How would that even work? Any such tax would be priced in into the price of the product. It doesn’t really matter if the government is collecting it directly or through the tobacco companies.
Or if we wanted tobacco companies to pay for all the damage they did retroactively they would just go bankrupt, since they don’t have even remotely enough cash/assets to cover it.
What the fuck do you guys think GLP-1 inhibitors do? Why even bother posting if you don't understand the most surface level of what I'm saying.
> drinking habits
GLP-1 inhibitors have also been shown to reduce drinking and smoking. It's essentially an anti-addiction drug.
It's very easy to sit on a throne when you don't have a food addiction. For those who do, it's not as simple as "durrr eat better". Come on guys we have to start putting that meat sack between our ears to use.
We've been trying, and ONLY been trying, the "discipline" approach for the entirety of the obesity epidemic. And it is not working. Point blank, this is not an effective method of treating obesity or diabetes.

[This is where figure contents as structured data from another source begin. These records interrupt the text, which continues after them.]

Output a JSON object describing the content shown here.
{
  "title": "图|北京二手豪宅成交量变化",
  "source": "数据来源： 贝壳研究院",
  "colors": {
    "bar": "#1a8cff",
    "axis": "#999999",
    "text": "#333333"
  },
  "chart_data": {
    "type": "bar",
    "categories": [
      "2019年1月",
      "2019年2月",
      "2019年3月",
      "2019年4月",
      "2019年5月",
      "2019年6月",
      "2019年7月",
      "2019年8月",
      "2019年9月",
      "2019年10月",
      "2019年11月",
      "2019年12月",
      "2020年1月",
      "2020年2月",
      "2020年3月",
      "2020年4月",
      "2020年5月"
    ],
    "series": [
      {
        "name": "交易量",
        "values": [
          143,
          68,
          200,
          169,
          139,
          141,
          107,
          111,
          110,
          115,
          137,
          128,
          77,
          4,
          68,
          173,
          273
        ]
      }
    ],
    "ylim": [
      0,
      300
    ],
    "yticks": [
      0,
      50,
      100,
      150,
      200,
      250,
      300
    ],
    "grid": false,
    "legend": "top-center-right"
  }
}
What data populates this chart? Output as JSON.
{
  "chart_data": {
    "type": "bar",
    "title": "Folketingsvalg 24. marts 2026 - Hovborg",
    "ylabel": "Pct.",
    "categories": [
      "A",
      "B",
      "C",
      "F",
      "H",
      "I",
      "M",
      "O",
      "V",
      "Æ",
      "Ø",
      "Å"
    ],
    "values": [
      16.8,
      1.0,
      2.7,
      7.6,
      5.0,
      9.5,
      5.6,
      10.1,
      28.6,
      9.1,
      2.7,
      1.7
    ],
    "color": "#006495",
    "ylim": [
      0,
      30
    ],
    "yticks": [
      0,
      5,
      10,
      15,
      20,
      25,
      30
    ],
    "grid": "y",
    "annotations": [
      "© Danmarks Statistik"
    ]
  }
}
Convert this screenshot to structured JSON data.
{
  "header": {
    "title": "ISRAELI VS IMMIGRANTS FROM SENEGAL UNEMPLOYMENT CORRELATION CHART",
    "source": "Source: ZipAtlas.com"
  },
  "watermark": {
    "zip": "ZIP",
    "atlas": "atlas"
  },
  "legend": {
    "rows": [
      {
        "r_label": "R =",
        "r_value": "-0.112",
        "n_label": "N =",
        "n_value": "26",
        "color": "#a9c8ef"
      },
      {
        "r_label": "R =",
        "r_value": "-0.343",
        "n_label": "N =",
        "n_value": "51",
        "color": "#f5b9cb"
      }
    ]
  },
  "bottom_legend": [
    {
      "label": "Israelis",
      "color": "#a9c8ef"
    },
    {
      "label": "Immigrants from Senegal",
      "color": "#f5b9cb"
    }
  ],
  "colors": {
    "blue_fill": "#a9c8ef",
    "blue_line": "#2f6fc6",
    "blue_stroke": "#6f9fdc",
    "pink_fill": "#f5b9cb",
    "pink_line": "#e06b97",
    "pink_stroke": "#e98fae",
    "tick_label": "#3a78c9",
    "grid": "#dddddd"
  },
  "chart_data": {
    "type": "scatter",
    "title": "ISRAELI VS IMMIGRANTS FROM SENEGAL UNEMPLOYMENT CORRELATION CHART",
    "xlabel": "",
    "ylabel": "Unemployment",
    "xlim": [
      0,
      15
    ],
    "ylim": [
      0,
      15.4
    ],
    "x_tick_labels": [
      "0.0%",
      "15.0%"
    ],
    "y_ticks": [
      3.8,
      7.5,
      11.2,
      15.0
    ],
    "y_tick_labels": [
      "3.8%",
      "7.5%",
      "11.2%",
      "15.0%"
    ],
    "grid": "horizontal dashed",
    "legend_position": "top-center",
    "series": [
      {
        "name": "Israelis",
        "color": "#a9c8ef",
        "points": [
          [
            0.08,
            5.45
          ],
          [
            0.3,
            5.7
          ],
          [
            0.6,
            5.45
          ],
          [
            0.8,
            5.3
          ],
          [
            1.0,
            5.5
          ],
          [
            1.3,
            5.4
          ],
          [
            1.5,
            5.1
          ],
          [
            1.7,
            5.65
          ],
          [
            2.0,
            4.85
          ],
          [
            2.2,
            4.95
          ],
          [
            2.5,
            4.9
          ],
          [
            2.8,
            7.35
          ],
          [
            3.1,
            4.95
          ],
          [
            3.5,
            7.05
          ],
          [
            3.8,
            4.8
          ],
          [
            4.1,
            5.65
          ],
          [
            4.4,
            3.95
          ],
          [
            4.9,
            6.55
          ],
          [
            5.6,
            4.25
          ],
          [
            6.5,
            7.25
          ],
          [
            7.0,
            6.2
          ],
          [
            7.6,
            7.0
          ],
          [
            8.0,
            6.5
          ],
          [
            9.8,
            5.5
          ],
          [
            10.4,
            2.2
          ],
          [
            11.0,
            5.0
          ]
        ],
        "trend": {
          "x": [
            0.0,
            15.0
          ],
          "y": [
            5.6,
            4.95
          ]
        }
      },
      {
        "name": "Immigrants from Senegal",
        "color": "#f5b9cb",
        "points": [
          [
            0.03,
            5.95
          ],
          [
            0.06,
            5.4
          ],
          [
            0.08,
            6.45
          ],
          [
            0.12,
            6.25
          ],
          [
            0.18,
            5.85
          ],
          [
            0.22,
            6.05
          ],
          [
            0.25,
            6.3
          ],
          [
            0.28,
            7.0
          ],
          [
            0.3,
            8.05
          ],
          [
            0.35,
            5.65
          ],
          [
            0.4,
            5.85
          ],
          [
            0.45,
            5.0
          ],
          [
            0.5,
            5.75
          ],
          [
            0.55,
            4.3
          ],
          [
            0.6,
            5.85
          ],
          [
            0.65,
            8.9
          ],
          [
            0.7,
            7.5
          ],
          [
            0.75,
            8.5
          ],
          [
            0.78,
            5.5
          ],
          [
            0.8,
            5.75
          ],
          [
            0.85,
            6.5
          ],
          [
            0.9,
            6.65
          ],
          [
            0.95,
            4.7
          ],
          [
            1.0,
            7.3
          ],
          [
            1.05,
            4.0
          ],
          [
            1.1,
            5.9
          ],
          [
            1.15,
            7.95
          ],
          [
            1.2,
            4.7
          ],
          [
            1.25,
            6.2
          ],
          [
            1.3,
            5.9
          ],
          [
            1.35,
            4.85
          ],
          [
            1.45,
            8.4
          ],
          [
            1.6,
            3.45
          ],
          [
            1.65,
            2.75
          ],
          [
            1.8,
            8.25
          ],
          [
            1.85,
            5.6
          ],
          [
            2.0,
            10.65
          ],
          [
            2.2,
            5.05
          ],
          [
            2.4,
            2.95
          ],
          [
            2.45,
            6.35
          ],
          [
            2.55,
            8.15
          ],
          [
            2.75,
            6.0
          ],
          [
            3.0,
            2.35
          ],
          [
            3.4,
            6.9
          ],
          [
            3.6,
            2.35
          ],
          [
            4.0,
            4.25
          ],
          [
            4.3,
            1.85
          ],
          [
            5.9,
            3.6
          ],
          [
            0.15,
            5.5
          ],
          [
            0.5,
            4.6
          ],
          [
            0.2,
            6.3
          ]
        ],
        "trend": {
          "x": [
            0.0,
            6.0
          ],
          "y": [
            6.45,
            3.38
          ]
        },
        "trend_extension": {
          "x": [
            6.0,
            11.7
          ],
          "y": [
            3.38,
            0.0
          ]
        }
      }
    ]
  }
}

If that's your suggestion, it's obvious you don't actually know what's going on. Which is fine, but then perhaps silence would do you some good. Less embarrassment that way.
You think that 33% of deaths are caused by addictions? I don't understand why you brought addictions up.
> It's very easy to sit on a throne when you don't have a food addiction
Yeah, I don't. I'm mindful every day of what I eat and drink.
> We've been trying, and ONLY been trying, the "discipline" approach for the entirety of the obesity epidemic
Except that most overweight people are not food addicts. They are just normal people with bad nutrition, and that's it.